Marcia and I were in the gift business for almost twenty years.  She was a retailer.  I was a rep.  We saw the world from two totally different points of view.

In the late 1970s, I took a shot at making a living as a commercial artist serving local businesses, creating my own paintings on the side.  I worked part time as a vegetarian chef, as an assistant teacher working with handicapped children (Down’s, autistic, brain damaged, schizophrenic) and in a day care center.  I collected my illustrations of maps of states of consciousness and published the images as a greeting card line called Maplands.

The greeting card company morphed into a repping firm that carried small greeting card lines from publishers and artists across the country.  I found I could make a living representing the wide variety of images emerging on the scene.  I lugged samples to small, new, local stores specializing in a new industry calling itself the contemporary greeting card business.  Gibson, Hallmark and American Greetings were being challenged by Recycled Paper.  With Recycled Paper’s success, a host of smaller competitors appeared.  These were the kinds of companies I was working with.

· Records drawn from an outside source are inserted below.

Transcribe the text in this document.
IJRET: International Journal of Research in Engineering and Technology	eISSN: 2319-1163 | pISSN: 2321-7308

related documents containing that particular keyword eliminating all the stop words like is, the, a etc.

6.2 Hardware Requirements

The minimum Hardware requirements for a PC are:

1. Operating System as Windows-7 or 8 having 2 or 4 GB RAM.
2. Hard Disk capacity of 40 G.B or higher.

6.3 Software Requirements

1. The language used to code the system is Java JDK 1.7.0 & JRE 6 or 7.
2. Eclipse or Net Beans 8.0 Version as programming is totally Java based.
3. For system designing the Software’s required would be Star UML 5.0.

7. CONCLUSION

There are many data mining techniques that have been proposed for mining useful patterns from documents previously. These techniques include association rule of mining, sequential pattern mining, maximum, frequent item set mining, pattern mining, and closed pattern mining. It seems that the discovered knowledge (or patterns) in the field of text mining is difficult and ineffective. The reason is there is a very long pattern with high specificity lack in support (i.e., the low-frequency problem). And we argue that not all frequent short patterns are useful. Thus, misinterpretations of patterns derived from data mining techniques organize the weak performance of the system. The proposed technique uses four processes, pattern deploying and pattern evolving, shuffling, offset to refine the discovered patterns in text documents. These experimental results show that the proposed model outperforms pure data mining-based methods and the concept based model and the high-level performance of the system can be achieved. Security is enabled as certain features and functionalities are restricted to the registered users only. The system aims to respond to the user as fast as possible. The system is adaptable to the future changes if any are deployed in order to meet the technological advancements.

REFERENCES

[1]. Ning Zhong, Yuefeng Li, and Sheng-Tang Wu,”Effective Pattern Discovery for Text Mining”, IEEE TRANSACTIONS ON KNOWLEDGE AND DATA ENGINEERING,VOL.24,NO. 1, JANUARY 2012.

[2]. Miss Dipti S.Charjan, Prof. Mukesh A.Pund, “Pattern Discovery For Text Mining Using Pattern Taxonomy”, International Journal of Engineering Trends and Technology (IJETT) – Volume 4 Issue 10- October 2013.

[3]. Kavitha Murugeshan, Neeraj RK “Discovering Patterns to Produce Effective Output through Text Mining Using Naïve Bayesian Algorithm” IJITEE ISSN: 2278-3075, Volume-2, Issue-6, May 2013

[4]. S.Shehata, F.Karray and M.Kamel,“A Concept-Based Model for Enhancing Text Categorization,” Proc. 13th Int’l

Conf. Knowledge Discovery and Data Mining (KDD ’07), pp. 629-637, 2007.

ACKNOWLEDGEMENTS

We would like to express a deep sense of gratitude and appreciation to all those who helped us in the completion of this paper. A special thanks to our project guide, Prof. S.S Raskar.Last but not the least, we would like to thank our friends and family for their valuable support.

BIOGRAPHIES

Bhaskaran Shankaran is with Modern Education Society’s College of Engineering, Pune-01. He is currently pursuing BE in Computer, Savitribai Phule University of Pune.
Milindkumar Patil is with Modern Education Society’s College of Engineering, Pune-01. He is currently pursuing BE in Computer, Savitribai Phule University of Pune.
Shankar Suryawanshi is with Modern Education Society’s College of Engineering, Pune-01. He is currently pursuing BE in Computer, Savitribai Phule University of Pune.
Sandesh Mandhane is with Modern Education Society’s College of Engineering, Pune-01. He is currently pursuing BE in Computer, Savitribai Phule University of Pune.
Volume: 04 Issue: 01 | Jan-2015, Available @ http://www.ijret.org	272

My sister Terry joined me, followed by others until we were a small firm of four reps.  With time, I called on the larger chains such as Osco, Walgreens, Montgomery Wards and Sears.  My staff and I served the many shops around the city and state, hauling around samples, taking orders and helping retailers make a living.  My best line was Andrews & McMeel, which provided me The Far Side by Gary Larson and Calvin & HobbesFar Side calendars pretty much paid my bills for several years.  That allowed me time to start several other businesses related to my comic illustration.  I published comic monthlies, syndicated a dozen cartoonists to the alternative media and produced my own strip, placing it in almost 200 publications.

Nineteen years I participated in three trade shows a year, eating and breathing the concerns of small, local businesses.  Year after year Christmas came in August at the Chicago Gift Show.  By the time the holiday season arrived, it felt like an anticlimax.  Whenever I received a greeting card, I’d reflexively turn it over to view the publisher.  Most cards I received I knew by sight.  I was an expert in an arcane side business of the American gift industry.  I’d been a manufacturer of greeting cards, a distributor, a rep, an illustrator of greeting cards and casual consultant to hundreds of stores on how to best make money selling greeting cards.

During this same period, the woman that was to become my wife started a toy store in 1981 in Chicago’s Lincoln Park, a shop called Saturday’s Child.  I walked in to sell her greeting cards.  When our marriages ended, we became attracted to each other and started dating ten years later.

Whereas I was deeply enmeshed in the world of retailer needs and product availability, Marcia was seeking an evocative product and sharing it with discriminating customers.  We maintained two remarkably different frames.

I was raised with no religion in a Jewish household that revered Freud and work.  Filling stores up with product for Christmastime and keeping them stocked with greeting cards throughout the year was a way to make a living.  Gift giving became this constant background patter like air conditioners humming in summer time.  My apartments were crammed with samples.  I had thousands of dollars of gift samples at any time that I would be giving away.  My friends and family were amused by my never having to engage in holiday shopping.  For me, gift giving had become unconscious, nonsacred and almost mundane.

Twenty-two years Marcia kept her toy store open, making gift giving as sacred as is possible in a society filled with the compulsion to make money.  Though she housed over 400 vendors, Marcia knew every product in her store.  She observed closely what sold and listened to her customers when they told her how a present was received.  Hundreds of thousands of children received toys from Marcia’s store, toys that she made sure had a chance of evoking joy.

When we married, my closets full of samples met her basement full of toys.  I changed my profession first.  It was years before all the samples were finally gone.  Then Marcia let go of the toy store.  That was maybe five years ago.  Though the toys are gone, several displays still linger in the basement.

Marcia conducted a sacred business.  Such a thing cannot easily exist.  She sought to bring happiness to children in the form of products that could be purchased that evoke wonder.  I was in it for the money.  There were things I loved to do that I could not do without a way to pay the bills.  I represented over 100 vendors in those nineteen years, some with stunningly beautiful products.  Still, my focus was making stores money so I could make money.

Complementary opposites match up in an almost infinite variety of ways.  It’s fascinating how by shifting scales and widening perspective, two seemingly nonrelating features can fit well together.  Indeed, opposites can attract.